SELECT regions.id, TOTAL(reads.data) FROM  regions LEFT OUTER JOIN reads ON
( regions.chr = reads.chr AND regions.strand=reads.strand
     AND regions.start<=reads.start AND regions.stop>=reads.stop
)
GROUP BY regions.id ORDER BY regions.id
;

[I am writing with simplified names, so if there are any typos, its 
probably that, because the code does run]

'regions' is a table of somewhere between 20K to 300K rows and 'reads' 
is the larger one with millions of rows.

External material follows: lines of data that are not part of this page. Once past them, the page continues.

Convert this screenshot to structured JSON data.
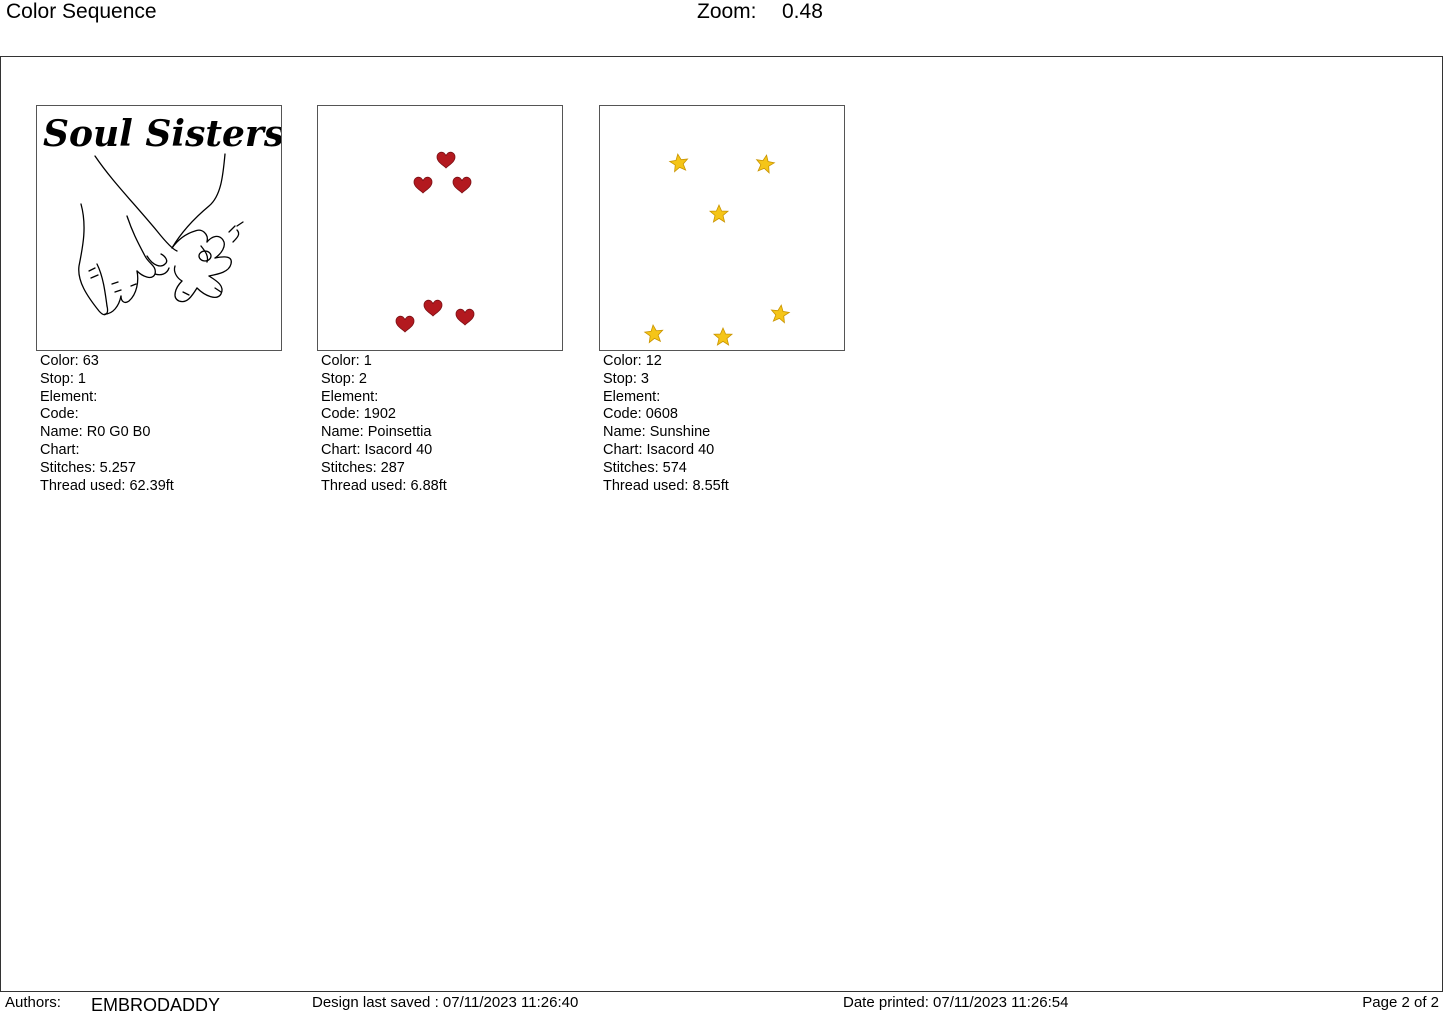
{
  "header": {
    "title": "Color Sequence",
    "zoom_label": "Zoom:",
    "zoom_value": "0.48"
  },
  "colors": {
    "heart_red": "#b3191f",
    "star_yellow": "#f5c518",
    "outline_black": "#000000"
  },
  "thumbnails": [
    {
      "design_text": "Soul Sisters",
      "icon": "pinky-promise-hands",
      "lines": [
        "Color: 63",
        "Stop: 1",
        "Element:",
        "Code:",
        "Name: R0 G0 B0",
        "Chart:",
        "Stitches: 5.257",
        "Thread used: 62.39ft"
      ]
    },
    {
      "icon": "hearts",
      "lines": [
        "Color: 1",
        "Stop: 2",
        "Element:",
        "Code: 1902",
        "Name: Poinsettia",
        "Chart: Isacord 40",
        "Stitches: 287",
        "Thread used: 6.88ft"
      ]
    },
    {
      "icon": "stars",
      "lines": [
        "Color: 12",
        "Stop: 3",
        "Element:",
        "Code: 0608",
        "Name: Sunshine",
        "Chart: Isacord 40",
        "Stitches: 574",
        "Thread used: 8.55ft"
      ]
    }
  ],
  "footer": {
    "authors_label": "Authors:",
    "authors_value": "EMBRODADDY",
    "saved": "Design last saved : 07/11/2023 11:26:40",
    "printed": "Date printed: 07/11/2023 11:26:54",
    "page": "Page 2 of 2"
  }
}
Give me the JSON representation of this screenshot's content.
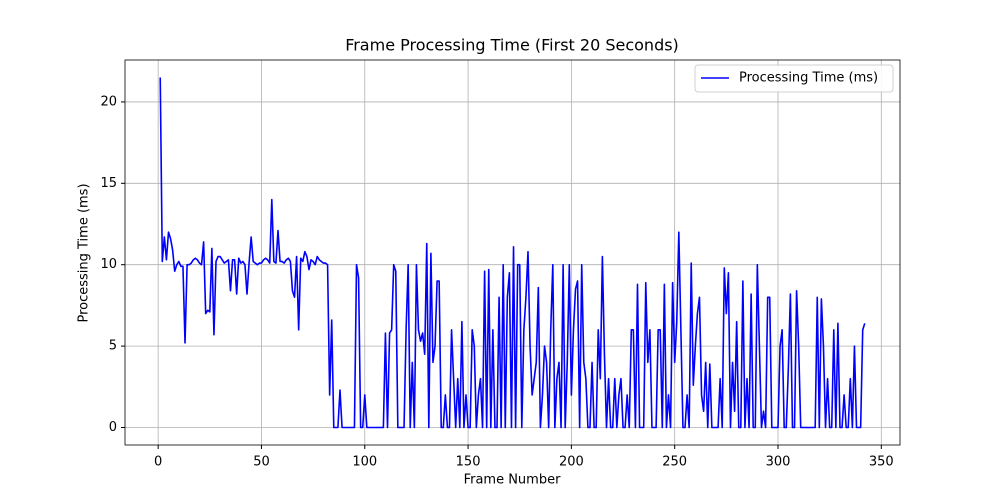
{
  "chart_data": {
    "type": "line",
    "title": "Frame Processing Time (First 20 Seconds)",
    "x_label": "Frame Number",
    "y_label": "Processing Time (ms)",
    "xlim": [
      -16.05,
      359.05
    ],
    "ylim": [
      -1.075,
      22.575
    ],
    "xticks": [
      0,
      50,
      100,
      150,
      200,
      250,
      300,
      350
    ],
    "yticks": [
      0,
      5,
      10,
      15,
      20
    ],
    "grid": true,
    "legend": "upper right",
    "x": [
      1,
      2,
      3,
      4,
      5,
      6,
      7,
      8,
      9,
      10,
      11,
      12,
      13,
      14,
      15,
      16,
      17,
      18,
      19,
      20,
      21,
      22,
      23,
      24,
      25,
      26,
      27,
      28,
      29,
      30,
      31,
      32,
      33,
      34,
      35,
      36,
      37,
      38,
      39,
      40,
      41,
      42,
      43,
      44,
      45,
      46,
      47,
      48,
      49,
      50,
      51,
      52,
      53,
      54,
      55,
      56,
      57,
      58,
      59,
      60,
      61,
      62,
      63,
      64,
      65,
      66,
      67,
      68,
      69,
      70,
      71,
      72,
      73,
      74,
      75,
      76,
      77,
      78,
      79,
      80,
      81,
      82,
      83,
      84,
      85,
      86,
      87,
      88,
      89,
      90,
      91,
      92,
      93,
      94,
      95,
      96,
      97,
      98,
      99,
      100,
      101,
      102,
      103,
      104,
      105,
      106,
      107,
      108,
      109,
      110,
      111,
      112,
      113,
      114,
      115,
      116,
      117,
      118,
      119,
      120,
      121,
      122,
      123,
      124,
      125,
      126,
      127,
      128,
      129,
      130,
      131,
      132,
      133,
      134,
      135,
      136,
      137,
      138,
      139,
      140,
      141,
      142,
      143,
      144,
      145,
      146,
      147,
      148,
      149,
      150,
      151,
      152,
      153,
      154,
      155,
      156,
      157,
      158,
      159,
      160,
      161,
      162,
      163,
      164,
      165,
      166,
      167,
      168,
      169,
      170,
      171,
      172,
      173,
      174,
      175,
      176,
      177,
      178,
      179,
      180,
      181,
      182,
      183,
      184,
      185,
      186,
      187,
      188,
      189,
      190,
      191,
      192,
      193,
      194,
      195,
      196,
      197,
      198,
      199,
      200,
      201,
      202,
      203,
      204,
      205,
      206,
      207,
      208,
      209,
      210,
      211,
      212,
      213,
      214,
      215,
      216,
      217,
      218,
      219,
      220,
      221,
      222,
      223,
      224,
      225,
      226,
      227,
      228,
      229,
      230,
      231,
      232,
      233,
      234,
      235,
      236,
      237,
      238,
      239,
      240,
      241,
      242,
      243,
      244,
      245,
      246,
      247,
      248,
      249,
      250,
      251,
      252,
      253,
      254,
      255,
      256,
      257,
      258,
      259,
      260,
      261,
      262,
      263,
      264,
      265,
      266,
      267,
      268,
      269,
      270,
      271,
      272,
      273,
      274,
      275,
      276,
      277,
      278,
      279,
      280,
      281,
      282,
      283,
      284,
      285,
      286,
      287,
      288,
      289,
      290,
      291,
      292,
      293,
      294,
      295,
      296,
      297,
      298,
      299,
      300,
      301,
      302,
      303,
      304,
      305,
      306,
      307,
      308,
      309,
      310,
      311,
      312,
      313,
      314,
      315,
      316,
      317,
      318,
      319,
      320,
      321,
      322,
      323,
      324,
      325,
      326,
      327,
      328,
      329,
      330,
      331,
      332,
      333,
      334,
      335,
      336,
      337,
      338,
      339,
      340,
      341,
      342
    ],
    "series": [
      {
        "name": "Processing Time (ms)",
        "color": "#0000ff",
        "values": [
          21.5,
          10.2,
          11.7,
          10.3,
          12,
          11.6,
          10.9,
          9.6,
          10,
          10.2,
          9.9,
          9.9,
          5.2,
          10,
          10,
          10.1,
          10.3,
          10.4,
          10.3,
          10.1,
          10,
          11.4,
          7,
          7.2,
          7.1,
          11,
          5.7,
          10.2,
          10.5,
          10.5,
          10.3,
          10.1,
          10.2,
          10.3,
          8.4,
          10.3,
          10.3,
          8.2,
          10.4,
          10.1,
          10.2,
          10,
          8.2,
          10.1,
          11.7,
          10.2,
          10.1,
          10,
          10.1,
          10.1,
          10.3,
          10.4,
          10.3,
          10.1,
          14,
          10.2,
          10.1,
          12.1,
          10.2,
          10.2,
          10.1,
          10.3,
          10.4,
          10.2,
          8.4,
          8,
          10.5,
          6,
          10.4,
          10.2,
          10.8,
          10.5,
          9.7,
          10.3,
          10.2,
          10,
          10.5,
          10.3,
          10.2,
          10.1,
          10.1,
          10,
          2,
          6.6,
          0,
          0,
          0,
          2.3,
          0,
          0,
          0,
          0,
          0,
          0,
          0,
          10,
          9.2,
          0,
          0,
          2,
          0,
          0,
          0,
          0,
          0,
          0,
          0,
          0,
          0,
          5.8,
          0,
          5.8,
          6,
          10,
          9.6,
          0,
          0,
          0,
          0,
          6,
          10,
          0,
          4,
          0,
          10,
          6,
          5.3,
          5.8,
          4.5,
          11.3,
          0,
          10.7,
          4,
          5,
          9,
          9,
          0,
          0,
          2,
          0,
          0,
          6,
          3,
          0,
          3,
          0,
          6.5,
          0,
          2,
          0,
          0,
          6,
          5,
          0,
          2,
          3,
          0,
          9.6,
          0,
          9.7,
          0,
          6,
          0,
          0,
          8,
          0,
          10,
          0,
          8,
          9.5,
          0,
          11.1,
          0,
          10,
          10,
          0,
          6,
          8,
          10.8,
          5,
          2,
          3,
          4,
          8.6,
          0,
          2,
          5,
          4,
          0,
          6,
          10,
          0,
          3,
          4,
          0,
          10,
          0,
          4,
          10,
          2,
          6,
          8.5,
          9,
          0,
          10,
          4,
          3,
          0,
          0,
          4,
          0,
          0,
          6,
          3,
          10.5,
          4.5,
          0,
          3,
          0,
          0,
          3,
          0,
          2,
          3,
          0,
          0,
          2,
          0,
          6,
          6,
          0,
          8.8,
          0,
          0,
          0,
          8.9,
          4,
          6,
          0,
          0,
          0,
          6,
          6,
          0,
          8.8,
          0,
          2,
          0,
          8.9,
          4,
          6.5,
          12,
          6,
          0,
          0,
          2,
          0,
          10.1,
          2.6,
          5,
          7,
          8,
          2,
          1,
          4,
          0,
          3.9,
          0,
          0,
          0,
          0,
          3,
          0,
          9.8,
          7,
          9.5,
          0,
          4,
          1,
          6.5,
          0,
          0,
          9,
          0,
          3,
          0,
          8.2,
          0,
          0,
          10,
          5,
          0,
          1,
          0,
          8,
          8,
          0,
          0,
          0,
          0,
          5,
          6,
          0,
          0,
          3.6,
          8.2,
          0,
          0,
          8.4,
          5,
          0,
          0,
          0,
          0,
          0,
          0,
          0,
          0,
          8,
          0,
          7.9,
          5,
          0,
          3,
          0,
          0,
          6,
          0,
          6.4,
          0,
          0,
          2,
          0,
          0,
          3,
          0,
          5,
          0,
          0,
          0,
          6,
          6.4
        ]
      }
    ]
  }
}
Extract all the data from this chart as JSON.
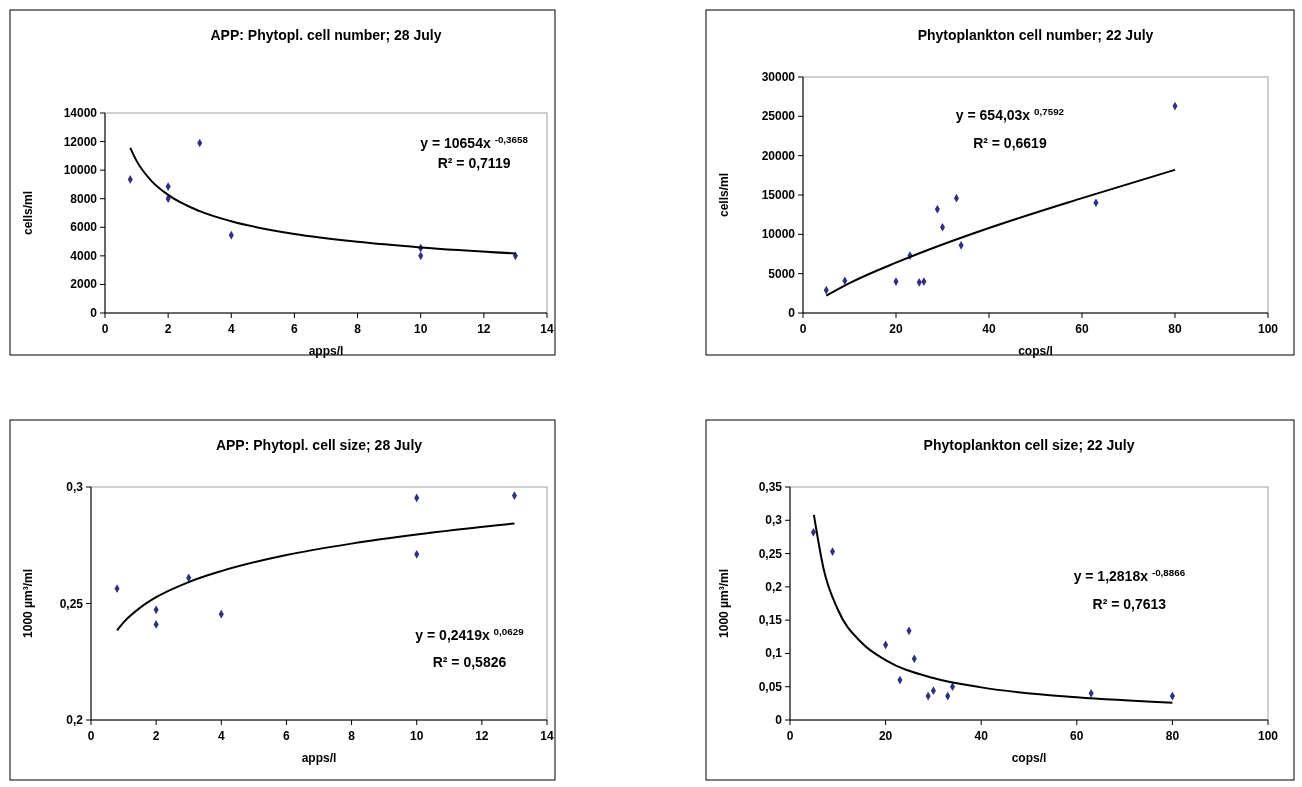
{
  "chart_data": [
    {
      "type": "scatter",
      "title": "APP: Phytopl. cell number; 28 July",
      "xlabel": "apps/l",
      "ylabel": "cells/ml",
      "xlim": [
        0,
        14
      ],
      "xticks": [
        0,
        2,
        4,
        6,
        8,
        10,
        12,
        14
      ],
      "ylim": [
        0,
        14000
      ],
      "yticks": [
        0,
        2000,
        4000,
        6000,
        8000,
        10000,
        12000,
        14000
      ],
      "grid": false,
      "marker": "diamond",
      "series": [
        {
          "color": "#2e3080",
          "x": [
            0.8,
            2,
            2,
            3,
            4,
            10,
            10,
            13
          ],
          "values": [
            9350,
            8850,
            8000,
            11900,
            5450,
            4550,
            4000,
            4000
          ]
        },
        {
          "type": "line",
          "color": "#000000",
          "marker": "none",
          "x": [
            0.8,
            1,
            1.5,
            2,
            3,
            4,
            6,
            8,
            10,
            13
          ],
          "values": [
            11560,
            10650,
            9180,
            8270,
            7130,
            6420,
            5530,
            4980,
            4590,
            4170
          ]
        }
      ],
      "annotations": [
        "y = 10654x $^{-0,3658}$",
        "R² = 0,7119"
      ]
    },
    {
      "type": "scatter",
      "title": "Phytoplankton cell number; 22 July",
      "xlabel": "cops/l",
      "ylabel": "cells/ml",
      "xlim": [
        0,
        100
      ],
      "xticks": [
        0,
        20,
        40,
        60,
        80,
        100
      ],
      "ylim": [
        0,
        30000
      ],
      "yticks": [
        0,
        5000,
        10000,
        15000,
        20000,
        25000,
        30000
      ],
      "grid": false,
      "marker": "diamond",
      "series": [
        {
          "color": "#2e3080",
          "x": [
            5,
            9,
            20,
            23,
            25,
            26,
            28.9,
            30,
            33,
            34,
            63,
            80
          ],
          "values": [
            2900,
            4100,
            4000,
            7300,
            3900,
            4000,
            13200,
            10900,
            14600,
            8600,
            14000,
            26300
          ]
        },
        {
          "type": "line",
          "color": "#000000",
          "marker": "none",
          "x": [
            5,
            10,
            20,
            30,
            40,
            60,
            80
          ],
          "values": [
            2200,
            3800,
            6400,
            8700,
            10800,
            14600,
            18200
          ]
        }
      ],
      "annotations": [
        "y = 654,03x $^{0,7592}$",
        "R² = 0,6619"
      ]
    },
    {
      "type": "scatter",
      "title": "APP: Phytopl. cell size; 28 July",
      "xlabel": "apps/l",
      "ylabel": "1000 µm³/ml",
      "xlim": [
        0,
        14
      ],
      "xticks": [
        0,
        2,
        4,
        6,
        8,
        10,
        12,
        14
      ],
      "ylim": [
        0.2,
        0.3
      ],
      "yticks": [
        {
          "value": 0.2,
          "label": "0,2"
        },
        {
          "value": 0.25,
          "label": "0,25"
        },
        {
          "value": 0.3,
          "label": "0,3"
        }
      ],
      "grid": false,
      "marker": "diamond",
      "series": [
        {
          "color": "#2e3080",
          "x": [
            0.8,
            2,
            2,
            3,
            4,
            10,
            10,
            13
          ],
          "values": [
            0.2564,
            0.2473,
            0.241,
            0.261,
            0.2454,
            0.2953,
            0.2711,
            0.2963
          ]
        },
        {
          "type": "line",
          "color": "#000000",
          "marker": "none",
          "x": [
            0.8,
            1,
            1.5,
            2,
            3,
            4,
            6,
            8,
            10,
            13
          ],
          "values": [
            0.2385,
            0.2419,
            0.2481,
            0.2527,
            0.2592,
            0.2639,
            0.2708,
            0.2757,
            0.2796,
            0.2843
          ]
        }
      ],
      "annotations": [
        "y = 0,2419x $^{0,0629}$",
        "R² = 0,5826"
      ]
    },
    {
      "type": "scatter",
      "title": "Phytoplankton cell size; 22 July",
      "xlabel": "cops/l",
      "ylabel": "1000 µm³/ml",
      "xlim": [
        0,
        100
      ],
      "xticks": [
        0,
        20,
        40,
        60,
        80,
        100
      ],
      "ylim": [
        0,
        0.35
      ],
      "yticks": [
        0,
        {
          "value": 0.05,
          "label": "0,05"
        },
        {
          "value": 0.1,
          "label": "0,1"
        },
        {
          "value": 0.15,
          "label": "0,15"
        },
        {
          "value": 0.2,
          "label": "0,2"
        },
        {
          "value": 0.25,
          "label": "0,25"
        },
        {
          "value": 0.3,
          "label": "0,3"
        },
        {
          "value": 0.35,
          "label": "0,35"
        }
      ],
      "grid": false,
      "marker": "diamond",
      "series": [
        {
          "color": "#2e3080",
          "x": [
            4.9,
            8.9,
            20,
            23,
            24.9,
            26,
            28.9,
            30,
            33,
            34,
            63,
            80
          ],
          "values": [
            0.282,
            0.253,
            0.113,
            0.06,
            0.134,
            0.092,
            0.036,
            0.044,
            0.036,
            0.05,
            0.04,
            0.036
          ]
        },
        {
          "type": "line",
          "color": "#000000",
          "marker": "none",
          "x": [
            5,
            7,
            10,
            15,
            20,
            30,
            40,
            60,
            80
          ],
          "values": [
            0.308,
            0.228,
            0.166,
            0.116,
            0.09,
            0.063,
            0.049,
            0.034,
            0.026
          ]
        }
      ],
      "annotations": [
        "y = 1,2818x $^{-0,8866}$",
        "R² = 0,7613"
      ]
    }
  ]
}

I'm using sqlite 3.3.3. I 
currently have a single index of (chr,strand,start,stop), though I don't 
think this is helping (see below)

I would be glad as to any advice as to the most efficient way to do this 
(and any idea of whether it will really speed anything up, or if I'm 
just stuck with the speed I see).

Just to say what I've been thinking, though I don't know if its useful:

In reading about optimizing with indexing, then it seems that I would 
want an index of the relevant columns in 'reads' (chr, strand, start, 
stop); however, since I have inequality matches for both start and stop, 
then a joint index like this will not help 
(http://www.sqlite.org/optoverview.html). I can make two indexes (chr, 
strand, start) and (chr,strand,stop), but I don't know how to get an 
outer join to use them both.

There was then an example about breaking up the where clause into two parts
1=SELECT rowid from tablename WHERE (regions.chr = reads.chr AND 
regions.strand=reads.strand
     AND regions.start<=reads.start)
2= SELECT rowid from tablename WHERE (regions.chr = reads.chr AND 
regions.strand=reads.strand
     AND regions.stop>=reads.stop)
and then intersecting the row ids, but I can't figure out to extend this 
to outer join (I'm not clear what are the correct replacement of rowid). 
I think I could do
SELECT * from regions LEFT OUTER JOIN reads ON [1st]
INTERSECT
SELECT * from regions LEFT OUTER JOIN reads ON [2nd]
but then that seems unlikely to be efficient, since you have to 
intersect all of the column information. And I also don't know how to do 
the syntax for summary that should surround this table.